Donnerstag, 12. Juni 2014

Buch des Monats Juni: Novecento

Mein sechster Beitrag zur BuchBlogParade von Eva Maria Nielsen.
(Eine "normale Buchbesprechung" und ein Hinweis zum Lernmaterial am Ende)

Alessandro Baricco "Novecento"
Piper Taschenbuch - ISBN 3-492-23085-7, erscheint in Kürze neu bei dtv
Titel der italienischen Originalausgabe ebenfalls „Novecento“

Mein Buch des Monats Juni

Warum eigentlich? Weil ich es mir als italienisches Lernmaterial gekauft hatte. Wie bitte? Ja, genau: Gekauft als Multimedia-Paket samt Buch auf Italienisch, einmal durchgehört und für viel zu schwierig befunden. Dann die Eingebung - beim Buchversender auf Deutsch bestellt. Eine gute Entscheidung.

Das Buch, besser Büchlein, wurde verfasst 1994. Im Vorwort äußert sich der Autor dahin gehend, dass er selbst nicht wüsste, welche Art Lektüre er hier verfasst habe. Gedacht sei es wohl als Theaterstück für eine Person, im Grunde sei es ein Monolog, vielleicht gehöre es auch zu einem Genre, das bisher noch nicht erfunden sei? Für mich Poesie in Prosa.

Es geht um Novecento. Das ist zwar primär eine Jahreszahl - Neunzehnhundert - hier aber der Name einer ganz besonderen Person, eines Findelkindes auf einem Ozeandampfer.

"Gefunden hatte ihn ein Matrose namens Danny Boodmann. Er fand ihn eines Morgens in einem Pappkarton, als in Boston alle das Schiff zum Landgang verlassen hatten. Er war höchstens zehn Tage alt. Er weinte nicht, lag still, mit geöffneten Augen, in dem Karton. Man hatte ihn im Tanzsaal der ersten Klasse abgelegt. Auf dem Klavier."

Nun hieß er nicht einfach nur Novecento, nein, er bekam einen wunderschönen langen und klangvollen Namen: Danny Boodmann T. D. Lemon Novecento.

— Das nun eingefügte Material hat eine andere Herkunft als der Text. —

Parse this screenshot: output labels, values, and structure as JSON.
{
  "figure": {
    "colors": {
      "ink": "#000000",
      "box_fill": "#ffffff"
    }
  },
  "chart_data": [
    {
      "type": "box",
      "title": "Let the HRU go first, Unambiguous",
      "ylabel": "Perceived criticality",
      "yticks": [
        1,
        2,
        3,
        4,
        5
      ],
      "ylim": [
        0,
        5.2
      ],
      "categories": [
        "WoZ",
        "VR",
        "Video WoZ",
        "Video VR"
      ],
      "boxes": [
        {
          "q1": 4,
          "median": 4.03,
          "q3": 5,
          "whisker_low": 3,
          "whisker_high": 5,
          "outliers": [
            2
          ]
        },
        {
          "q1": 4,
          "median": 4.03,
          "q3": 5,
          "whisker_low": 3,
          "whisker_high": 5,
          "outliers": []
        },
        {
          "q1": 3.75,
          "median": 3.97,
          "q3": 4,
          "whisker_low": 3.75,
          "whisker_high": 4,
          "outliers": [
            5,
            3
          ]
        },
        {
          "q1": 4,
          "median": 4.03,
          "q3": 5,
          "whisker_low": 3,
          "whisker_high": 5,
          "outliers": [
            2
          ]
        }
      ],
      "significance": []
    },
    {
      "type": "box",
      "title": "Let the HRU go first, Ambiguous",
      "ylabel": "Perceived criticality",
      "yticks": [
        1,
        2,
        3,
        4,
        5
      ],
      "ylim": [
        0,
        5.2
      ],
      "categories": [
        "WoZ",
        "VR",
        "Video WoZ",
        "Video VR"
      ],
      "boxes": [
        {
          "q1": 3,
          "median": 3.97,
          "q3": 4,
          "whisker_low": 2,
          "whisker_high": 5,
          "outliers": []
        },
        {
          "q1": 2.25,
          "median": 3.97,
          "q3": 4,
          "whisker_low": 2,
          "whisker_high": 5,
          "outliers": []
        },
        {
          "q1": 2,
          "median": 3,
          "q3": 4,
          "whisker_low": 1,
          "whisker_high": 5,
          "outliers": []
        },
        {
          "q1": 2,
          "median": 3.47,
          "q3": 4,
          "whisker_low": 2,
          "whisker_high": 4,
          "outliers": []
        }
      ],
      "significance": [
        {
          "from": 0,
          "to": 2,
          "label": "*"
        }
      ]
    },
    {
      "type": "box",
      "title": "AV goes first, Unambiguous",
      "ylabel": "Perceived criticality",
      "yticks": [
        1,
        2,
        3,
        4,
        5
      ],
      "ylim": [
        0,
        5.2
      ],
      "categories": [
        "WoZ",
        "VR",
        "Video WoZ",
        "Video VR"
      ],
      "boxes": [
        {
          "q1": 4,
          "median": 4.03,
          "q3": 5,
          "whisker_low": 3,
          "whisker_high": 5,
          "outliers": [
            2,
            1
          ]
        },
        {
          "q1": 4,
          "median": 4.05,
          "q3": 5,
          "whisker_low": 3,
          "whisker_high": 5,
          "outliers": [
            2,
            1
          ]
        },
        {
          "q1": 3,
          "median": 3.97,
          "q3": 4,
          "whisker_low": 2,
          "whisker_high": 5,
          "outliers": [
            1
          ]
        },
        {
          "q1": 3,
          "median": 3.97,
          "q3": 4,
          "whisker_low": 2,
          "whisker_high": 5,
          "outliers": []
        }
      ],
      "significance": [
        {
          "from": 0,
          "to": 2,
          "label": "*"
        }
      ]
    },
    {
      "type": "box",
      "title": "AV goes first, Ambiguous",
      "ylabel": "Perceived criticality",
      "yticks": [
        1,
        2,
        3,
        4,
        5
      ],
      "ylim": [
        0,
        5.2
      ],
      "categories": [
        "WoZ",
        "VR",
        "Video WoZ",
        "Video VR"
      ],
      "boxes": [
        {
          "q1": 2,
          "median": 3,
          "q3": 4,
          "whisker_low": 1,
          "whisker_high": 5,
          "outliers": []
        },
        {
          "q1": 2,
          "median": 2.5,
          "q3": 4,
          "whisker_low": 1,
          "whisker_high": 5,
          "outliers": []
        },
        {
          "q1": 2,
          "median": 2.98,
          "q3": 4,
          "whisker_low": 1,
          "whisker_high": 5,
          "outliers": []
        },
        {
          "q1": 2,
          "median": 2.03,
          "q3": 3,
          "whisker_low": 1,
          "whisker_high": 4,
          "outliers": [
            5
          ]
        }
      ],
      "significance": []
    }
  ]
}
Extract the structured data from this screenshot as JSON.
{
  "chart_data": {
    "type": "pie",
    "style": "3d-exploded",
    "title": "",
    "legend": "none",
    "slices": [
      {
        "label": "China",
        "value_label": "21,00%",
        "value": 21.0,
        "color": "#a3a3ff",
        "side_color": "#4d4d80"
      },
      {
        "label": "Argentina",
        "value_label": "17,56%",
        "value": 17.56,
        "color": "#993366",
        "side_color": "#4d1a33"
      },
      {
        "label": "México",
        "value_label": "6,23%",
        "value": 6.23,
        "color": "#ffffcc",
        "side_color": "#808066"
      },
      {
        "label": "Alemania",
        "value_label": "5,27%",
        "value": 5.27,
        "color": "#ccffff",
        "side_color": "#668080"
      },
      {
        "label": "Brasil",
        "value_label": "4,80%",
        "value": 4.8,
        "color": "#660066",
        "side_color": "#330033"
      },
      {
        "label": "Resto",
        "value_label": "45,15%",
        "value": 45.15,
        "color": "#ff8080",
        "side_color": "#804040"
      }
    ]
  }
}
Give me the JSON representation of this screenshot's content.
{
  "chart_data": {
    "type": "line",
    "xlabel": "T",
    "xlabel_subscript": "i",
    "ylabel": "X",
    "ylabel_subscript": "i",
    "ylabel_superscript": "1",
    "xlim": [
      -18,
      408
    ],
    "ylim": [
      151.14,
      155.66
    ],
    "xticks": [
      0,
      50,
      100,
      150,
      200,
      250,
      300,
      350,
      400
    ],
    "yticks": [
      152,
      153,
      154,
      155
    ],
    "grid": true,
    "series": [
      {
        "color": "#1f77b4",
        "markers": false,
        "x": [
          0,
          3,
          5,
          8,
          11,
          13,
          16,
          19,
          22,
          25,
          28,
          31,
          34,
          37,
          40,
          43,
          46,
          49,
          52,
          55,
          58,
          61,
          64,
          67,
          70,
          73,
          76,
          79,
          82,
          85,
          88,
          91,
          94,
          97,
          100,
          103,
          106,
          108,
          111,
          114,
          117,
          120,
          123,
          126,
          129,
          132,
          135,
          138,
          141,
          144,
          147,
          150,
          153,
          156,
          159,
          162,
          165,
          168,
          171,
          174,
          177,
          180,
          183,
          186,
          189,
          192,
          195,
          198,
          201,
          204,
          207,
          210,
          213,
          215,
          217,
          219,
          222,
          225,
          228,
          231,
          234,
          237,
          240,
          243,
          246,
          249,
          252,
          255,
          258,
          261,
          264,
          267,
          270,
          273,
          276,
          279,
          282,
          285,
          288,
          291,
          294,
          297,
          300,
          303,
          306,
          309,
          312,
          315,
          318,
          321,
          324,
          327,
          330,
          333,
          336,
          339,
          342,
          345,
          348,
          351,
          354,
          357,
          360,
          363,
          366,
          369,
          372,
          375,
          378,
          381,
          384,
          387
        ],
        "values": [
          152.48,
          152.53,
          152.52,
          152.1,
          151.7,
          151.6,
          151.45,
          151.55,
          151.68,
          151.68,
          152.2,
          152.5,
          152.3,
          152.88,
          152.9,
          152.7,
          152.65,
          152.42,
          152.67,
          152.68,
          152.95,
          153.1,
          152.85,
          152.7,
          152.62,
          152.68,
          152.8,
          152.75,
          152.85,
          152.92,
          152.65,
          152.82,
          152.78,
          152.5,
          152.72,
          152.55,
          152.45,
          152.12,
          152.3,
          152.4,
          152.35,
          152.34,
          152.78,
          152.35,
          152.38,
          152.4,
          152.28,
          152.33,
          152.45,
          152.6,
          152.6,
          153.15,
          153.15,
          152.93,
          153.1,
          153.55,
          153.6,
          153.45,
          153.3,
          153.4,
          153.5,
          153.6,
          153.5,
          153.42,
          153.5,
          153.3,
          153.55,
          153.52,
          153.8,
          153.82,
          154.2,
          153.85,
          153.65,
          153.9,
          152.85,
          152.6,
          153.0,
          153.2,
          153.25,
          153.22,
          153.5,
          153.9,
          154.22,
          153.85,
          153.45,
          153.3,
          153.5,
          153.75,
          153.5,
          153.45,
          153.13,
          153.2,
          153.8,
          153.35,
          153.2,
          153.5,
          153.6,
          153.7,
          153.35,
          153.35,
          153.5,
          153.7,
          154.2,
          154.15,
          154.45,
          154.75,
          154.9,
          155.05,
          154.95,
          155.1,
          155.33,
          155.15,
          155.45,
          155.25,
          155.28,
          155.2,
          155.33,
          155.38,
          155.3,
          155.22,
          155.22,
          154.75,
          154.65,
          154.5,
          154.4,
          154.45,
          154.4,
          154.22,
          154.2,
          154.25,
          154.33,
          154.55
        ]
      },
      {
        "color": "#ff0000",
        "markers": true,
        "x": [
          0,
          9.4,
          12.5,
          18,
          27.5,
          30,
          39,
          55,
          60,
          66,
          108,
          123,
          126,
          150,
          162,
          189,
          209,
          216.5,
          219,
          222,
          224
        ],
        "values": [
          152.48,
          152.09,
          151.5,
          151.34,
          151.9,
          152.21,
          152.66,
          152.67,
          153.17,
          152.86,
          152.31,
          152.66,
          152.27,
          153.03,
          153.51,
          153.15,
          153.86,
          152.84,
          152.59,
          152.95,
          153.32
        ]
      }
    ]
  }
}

Als Novecento acht Jahre alt war, starb sein Ziehvater durch einen tragischen Unfall, und im nächsten Hafen war Novecento verschwunden. Alle Sucherei half nichts, er blieb unauffindbar. Nachdem das Schiff wieder abgelegt hatte, in der zweiten Nacht, fand man ihn plötzlich im Tanzaal der ersten Klasse, die Beine baumelnd vom Klaviersitz und Klavier spielend wie ein Gott.

"Passagiere im Schlafanzug standen im Eingang. Immer neue kamen aus ihren Kabinen gelaufen.

Auch Matrosen, darunter drei schwarz verschmierte aus dem Maschinenraum, sowie Truman, der Funker. Alle schauten stumm.

Novecento." 

Das war der Beginn einer beispiellosen Karriere des Klavierspielers auf dem Ozean, sein ganzes Leben lang ging er nicht von Bord - das heißt, ein Mal, da hatte er es versucht...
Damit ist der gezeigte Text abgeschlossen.